こうした制度を有効に利用することも相続税対策の基本と言えますし、特に有効な控除が「贈与税額控除」というものです。

この贈与税額控除は被相続人が亡くなる3年前以内に贈与を受けていれば相続税と一緒にすることができ、それぞれ税金を納める必要がないのです。
通常贈与があった場合は贈与税を支払わなければなりませんが、贈与があってから3年以内に贈与をした人が亡くなってその人から財産を引き継ぐ場合は相続時から差し引くことができるのです。
さらに10年以内に立て続けに遺産相続があった場合は相次相続控除という制度を利用して一部の税金を免除させることも可能なので、こうした控除制度についてしっかり把握しておきましょう。

それでは一般的に行われている相続税対策ですが、まず基本的な方法として「生前贈与」があげられるでしょう。
この生前贈与とは年間110万円までなら非課税になるという制度ですから、財産を小分けに贈与し続けていけばその分税金はかからずに済みます。
そして残った財産を被相続人が亡くなった後に相続すればもともと支払わなければならなかった税金よりもずっと安く抑えることができるのです。

また現金をマンションやアパートなどの不動産に変えることによってその資金に充てたことになりますから、これは借金として計算されます。
借金はマイナスの財産にはなりますが、相続税の対象にはなりませんのでここでは税金としてカウントされません。
さらに土地を持っているならただの土地よりもマンションやアパートが建っている土地のほうが相続税評価額が変わります。

このように相続税はただ持っている財産をそのまま引き継ぐだけでは無駄な税金を支払わされることにもなりかねませんので、今ある財産を使ってどうすれば少ない税金に抑えることができるのかよく調べておくべきです。
遺産相続は被相続人が亡くなってから手続きを進めるものですが、大方の形は被相続人が生きているうちに決めておくものですし、そのほうがスムーズに進みます。
よくある遺産相続のトラブルも起こりませんし、早くから対策を練っておいて無駄なことはひとつもないでしょう。

もしこれから相続税対策をはじめるなら被相続人とともに話合うだけでなく、専門家の力を積極的に借りてどうするべきか方向性を決めることをおすすめします。
特に複数の財産を所持している場合はどれがどれだけの価値を持っているのか、また形を変えれば相続税が安くなるものがあるのかなど有益な情報を仕入れることができます。
さらに専門家による手続きを代行も可能なので、被相続人が亡くなったあとに相続税申告手続きを問題なく終わらせられます。

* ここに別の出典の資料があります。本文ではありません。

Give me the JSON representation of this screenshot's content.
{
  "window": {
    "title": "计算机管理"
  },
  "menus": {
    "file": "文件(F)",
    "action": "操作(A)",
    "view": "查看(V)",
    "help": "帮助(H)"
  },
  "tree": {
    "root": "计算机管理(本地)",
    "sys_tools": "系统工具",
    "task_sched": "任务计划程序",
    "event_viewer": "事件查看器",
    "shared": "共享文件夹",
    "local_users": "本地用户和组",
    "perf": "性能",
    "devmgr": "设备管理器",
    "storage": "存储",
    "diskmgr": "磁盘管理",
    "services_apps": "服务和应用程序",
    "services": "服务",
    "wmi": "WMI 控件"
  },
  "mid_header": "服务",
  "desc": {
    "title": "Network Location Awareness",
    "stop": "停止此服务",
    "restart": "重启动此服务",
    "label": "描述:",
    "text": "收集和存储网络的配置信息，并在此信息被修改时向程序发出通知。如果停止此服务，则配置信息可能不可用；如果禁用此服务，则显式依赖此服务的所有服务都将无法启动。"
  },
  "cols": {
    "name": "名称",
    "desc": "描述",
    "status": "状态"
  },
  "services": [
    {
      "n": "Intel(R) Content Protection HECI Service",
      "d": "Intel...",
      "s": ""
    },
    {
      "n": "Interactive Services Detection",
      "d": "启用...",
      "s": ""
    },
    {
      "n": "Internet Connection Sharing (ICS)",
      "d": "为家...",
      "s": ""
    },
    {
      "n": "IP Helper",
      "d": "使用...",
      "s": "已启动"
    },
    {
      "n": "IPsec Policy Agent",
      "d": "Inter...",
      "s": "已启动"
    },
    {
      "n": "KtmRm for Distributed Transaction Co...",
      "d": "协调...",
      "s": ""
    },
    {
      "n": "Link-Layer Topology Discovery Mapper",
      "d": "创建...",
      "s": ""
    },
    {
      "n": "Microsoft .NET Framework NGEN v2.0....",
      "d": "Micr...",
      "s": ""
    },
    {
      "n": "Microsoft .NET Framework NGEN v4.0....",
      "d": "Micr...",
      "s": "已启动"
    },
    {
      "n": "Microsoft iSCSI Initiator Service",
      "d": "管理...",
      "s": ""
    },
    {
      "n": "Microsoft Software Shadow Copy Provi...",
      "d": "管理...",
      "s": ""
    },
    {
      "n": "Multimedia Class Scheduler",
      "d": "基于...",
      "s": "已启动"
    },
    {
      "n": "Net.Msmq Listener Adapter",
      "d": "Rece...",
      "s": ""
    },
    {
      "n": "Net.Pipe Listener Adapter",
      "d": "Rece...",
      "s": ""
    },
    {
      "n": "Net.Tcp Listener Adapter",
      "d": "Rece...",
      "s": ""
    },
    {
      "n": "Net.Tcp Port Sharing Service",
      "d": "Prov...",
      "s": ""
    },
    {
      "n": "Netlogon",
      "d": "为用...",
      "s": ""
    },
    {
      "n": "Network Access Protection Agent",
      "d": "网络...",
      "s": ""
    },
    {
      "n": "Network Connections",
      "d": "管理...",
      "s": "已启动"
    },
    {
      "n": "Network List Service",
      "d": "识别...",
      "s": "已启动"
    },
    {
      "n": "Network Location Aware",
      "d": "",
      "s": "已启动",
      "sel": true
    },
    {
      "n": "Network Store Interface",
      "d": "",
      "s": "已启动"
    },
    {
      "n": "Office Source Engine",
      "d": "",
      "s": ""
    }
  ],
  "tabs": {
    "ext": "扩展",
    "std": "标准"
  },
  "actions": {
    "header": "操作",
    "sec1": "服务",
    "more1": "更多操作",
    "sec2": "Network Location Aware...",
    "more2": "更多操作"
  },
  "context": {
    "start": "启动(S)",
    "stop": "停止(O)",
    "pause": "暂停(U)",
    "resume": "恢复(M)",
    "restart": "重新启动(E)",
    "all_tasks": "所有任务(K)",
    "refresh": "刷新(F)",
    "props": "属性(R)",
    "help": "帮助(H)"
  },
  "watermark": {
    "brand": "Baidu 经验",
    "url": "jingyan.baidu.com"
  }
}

万が一申告に間違いがあればペナルティを課せられる可能性もありますし、そうならないためにも早くから対策をはじめて誰もが納得できる答えを出しておくべきなのです。
それが結果的に被相続人のためにもなりますし、法定相続人になる人のためにもなります。

最近ではインターネット上から相続税対策に関する情報も集められますし、税理士など税金の専門家にメールを使った無料相談をしたり近くの事務所を探したりすることもできますから、自分に合った税理士を見つけて相続の手続に着手してください。
その際にはひとつの税理士事務所だけでなく、複数の税理士事務所を見て口コミや評判をチェックし、比較してから決めることをおすすめします。